Megan Sikora hits all the right notes--along with some deliberately hilarious wrong ones--as Lina Lamont, the woman with a voice that could peel paint. The part offers less room for interpretation than the three leads since it's mostly a matter of reproducing Ms. Hagen's brassy bombshell shtick from the film, but even so Ms. Sikora puts her own comic spin on it. That's most apparent in her second act showstopper "What's Wrong With Me," a song that never appeared in the original film but probably should have.

The supporting cast is strong as well, with fine performances from Jeff McCarthy as studio boss R.F. Simpson, Debby Lennon as both gassy gossip columnist Dora Bailey and Lamont's long-suffering elocution coach, George Merrick as film director Roscoe Dexter, and Halle Morse as Lina's co-conspirator Zelda Zanders. A special tip of the critical hat is also due dancer Lizz Picini for her slinky and sexy turn as The Girl in the Green Dress in the "Broadway Rhythm" number.

Under the direction of Ben Whiteley the Muny orchestra sounded at the top of their game on opening night, the humidity not withstanding. Director Marc Bruni keeps everything moving briskly and looking polished, while Rommy Sandhu's choreography is a neat mix of classical dance moves and vintage styles of the 20s and 30s. Sets by Paul Tate dePoo III, video projections by Greg Emetaz, and lighting by Nathan W. Scheuer all help to create a properly glitzy Hollywood ambience, as do Tristan Raines's period costumes.

So, yeah, "Singin' in the Rain" is great fun, although on opening night the show was not without its issues. There were some ragged spots, a missed entrance, and everything looked just a bit under-rehearsed. That's because, as fate would have it, the final dress on Tuesday night was disrupted by a massive thunderstorm. On-stage rain is essential for "Singin' in the Rain," but only when it's under the control of the stage manager.

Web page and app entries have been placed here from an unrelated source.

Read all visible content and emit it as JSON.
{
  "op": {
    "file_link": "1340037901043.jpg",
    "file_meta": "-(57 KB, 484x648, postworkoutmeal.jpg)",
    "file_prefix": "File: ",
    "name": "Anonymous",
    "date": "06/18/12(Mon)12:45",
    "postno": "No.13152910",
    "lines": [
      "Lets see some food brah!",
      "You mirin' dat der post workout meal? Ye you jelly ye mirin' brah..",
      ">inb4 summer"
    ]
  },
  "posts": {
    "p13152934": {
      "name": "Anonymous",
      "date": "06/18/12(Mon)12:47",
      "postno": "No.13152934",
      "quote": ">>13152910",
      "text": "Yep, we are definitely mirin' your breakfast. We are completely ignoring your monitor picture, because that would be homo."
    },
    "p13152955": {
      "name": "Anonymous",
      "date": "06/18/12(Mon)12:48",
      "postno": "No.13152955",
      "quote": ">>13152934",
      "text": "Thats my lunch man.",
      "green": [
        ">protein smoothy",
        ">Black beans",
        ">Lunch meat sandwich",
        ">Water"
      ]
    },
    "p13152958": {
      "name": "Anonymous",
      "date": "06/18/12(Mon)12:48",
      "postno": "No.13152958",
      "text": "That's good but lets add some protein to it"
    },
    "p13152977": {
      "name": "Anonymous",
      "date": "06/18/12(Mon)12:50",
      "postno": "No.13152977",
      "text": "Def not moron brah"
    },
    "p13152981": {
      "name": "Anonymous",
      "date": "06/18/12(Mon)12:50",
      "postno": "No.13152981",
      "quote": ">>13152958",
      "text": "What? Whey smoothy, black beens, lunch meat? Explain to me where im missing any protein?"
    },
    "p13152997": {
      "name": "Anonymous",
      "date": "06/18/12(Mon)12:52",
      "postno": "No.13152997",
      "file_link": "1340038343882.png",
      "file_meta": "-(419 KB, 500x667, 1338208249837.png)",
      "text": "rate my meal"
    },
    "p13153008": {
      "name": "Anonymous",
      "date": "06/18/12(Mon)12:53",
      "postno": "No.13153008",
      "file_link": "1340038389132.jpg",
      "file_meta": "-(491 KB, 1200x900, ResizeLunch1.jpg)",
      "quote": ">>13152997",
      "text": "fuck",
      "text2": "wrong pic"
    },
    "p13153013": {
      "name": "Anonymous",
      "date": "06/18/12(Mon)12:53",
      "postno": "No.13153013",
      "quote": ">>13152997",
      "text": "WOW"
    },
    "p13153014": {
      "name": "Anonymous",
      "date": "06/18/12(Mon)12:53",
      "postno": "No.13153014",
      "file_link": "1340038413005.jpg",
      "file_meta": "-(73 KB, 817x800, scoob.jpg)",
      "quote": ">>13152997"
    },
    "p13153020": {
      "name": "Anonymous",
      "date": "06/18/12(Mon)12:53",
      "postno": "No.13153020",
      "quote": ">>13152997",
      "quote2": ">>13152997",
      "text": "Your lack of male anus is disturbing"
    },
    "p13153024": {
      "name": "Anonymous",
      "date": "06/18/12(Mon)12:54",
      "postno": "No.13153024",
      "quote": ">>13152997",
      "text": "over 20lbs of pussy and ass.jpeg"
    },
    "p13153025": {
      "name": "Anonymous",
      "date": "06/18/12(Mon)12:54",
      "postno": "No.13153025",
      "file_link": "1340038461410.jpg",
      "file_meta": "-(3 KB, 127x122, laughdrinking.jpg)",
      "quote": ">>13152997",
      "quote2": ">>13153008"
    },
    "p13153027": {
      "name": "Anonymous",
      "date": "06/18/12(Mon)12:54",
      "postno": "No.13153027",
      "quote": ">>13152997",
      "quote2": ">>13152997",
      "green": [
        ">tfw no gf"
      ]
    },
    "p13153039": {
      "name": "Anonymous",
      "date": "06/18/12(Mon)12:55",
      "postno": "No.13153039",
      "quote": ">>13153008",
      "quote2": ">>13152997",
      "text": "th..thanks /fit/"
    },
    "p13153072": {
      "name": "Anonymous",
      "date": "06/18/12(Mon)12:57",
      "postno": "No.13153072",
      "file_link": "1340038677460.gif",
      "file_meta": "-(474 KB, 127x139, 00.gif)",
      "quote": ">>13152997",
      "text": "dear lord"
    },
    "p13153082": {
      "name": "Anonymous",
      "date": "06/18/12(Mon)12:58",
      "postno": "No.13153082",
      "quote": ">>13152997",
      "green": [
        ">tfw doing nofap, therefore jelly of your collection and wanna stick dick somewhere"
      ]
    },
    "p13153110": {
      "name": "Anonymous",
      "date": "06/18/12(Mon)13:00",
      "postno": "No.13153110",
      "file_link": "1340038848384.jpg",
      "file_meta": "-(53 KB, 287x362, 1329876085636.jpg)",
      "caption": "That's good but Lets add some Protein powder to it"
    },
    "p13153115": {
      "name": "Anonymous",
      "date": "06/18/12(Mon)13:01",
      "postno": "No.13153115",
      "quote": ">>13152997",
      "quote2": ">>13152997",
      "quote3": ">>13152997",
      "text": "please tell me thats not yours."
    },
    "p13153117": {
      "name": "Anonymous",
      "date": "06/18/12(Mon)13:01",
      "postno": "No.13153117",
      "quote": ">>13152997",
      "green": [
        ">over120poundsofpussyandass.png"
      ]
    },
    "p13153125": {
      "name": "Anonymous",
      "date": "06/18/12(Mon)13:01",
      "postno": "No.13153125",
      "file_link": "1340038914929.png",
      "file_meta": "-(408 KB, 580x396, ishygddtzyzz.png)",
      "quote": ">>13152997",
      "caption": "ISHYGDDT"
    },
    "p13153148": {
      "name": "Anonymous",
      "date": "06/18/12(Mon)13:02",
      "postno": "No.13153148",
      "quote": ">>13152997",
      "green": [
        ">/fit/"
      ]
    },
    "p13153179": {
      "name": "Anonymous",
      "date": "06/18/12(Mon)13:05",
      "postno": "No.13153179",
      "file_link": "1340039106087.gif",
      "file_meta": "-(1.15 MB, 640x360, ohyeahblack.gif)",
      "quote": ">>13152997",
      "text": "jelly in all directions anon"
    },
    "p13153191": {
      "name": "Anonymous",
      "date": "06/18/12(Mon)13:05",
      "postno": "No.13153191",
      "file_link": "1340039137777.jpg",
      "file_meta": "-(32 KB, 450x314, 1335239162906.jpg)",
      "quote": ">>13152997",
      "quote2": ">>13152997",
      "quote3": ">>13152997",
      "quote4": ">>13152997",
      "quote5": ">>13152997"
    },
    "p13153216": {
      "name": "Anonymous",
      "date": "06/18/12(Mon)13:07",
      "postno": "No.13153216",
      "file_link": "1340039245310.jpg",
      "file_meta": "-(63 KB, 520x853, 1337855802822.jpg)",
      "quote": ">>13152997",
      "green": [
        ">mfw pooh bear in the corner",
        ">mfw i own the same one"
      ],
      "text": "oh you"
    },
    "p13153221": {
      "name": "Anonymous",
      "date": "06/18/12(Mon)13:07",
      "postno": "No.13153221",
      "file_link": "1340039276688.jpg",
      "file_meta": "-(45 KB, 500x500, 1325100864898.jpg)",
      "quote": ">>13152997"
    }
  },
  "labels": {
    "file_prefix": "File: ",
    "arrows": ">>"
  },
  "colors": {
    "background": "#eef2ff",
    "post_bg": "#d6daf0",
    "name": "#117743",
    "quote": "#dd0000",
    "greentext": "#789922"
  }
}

I expect those issues to be resolved by the time you read this, though, so I have no hesitation about recommending it to fans of the original movie or anyone who is looking for a light, entertaining musical evening. And unlike the version of the show I saw back in 1995, this more streamlined revival never wears out its welcome. If the weather permits, go and enjoy. Performances continue through Tuesday, July 3rd, and tickets are available at the Muny web site.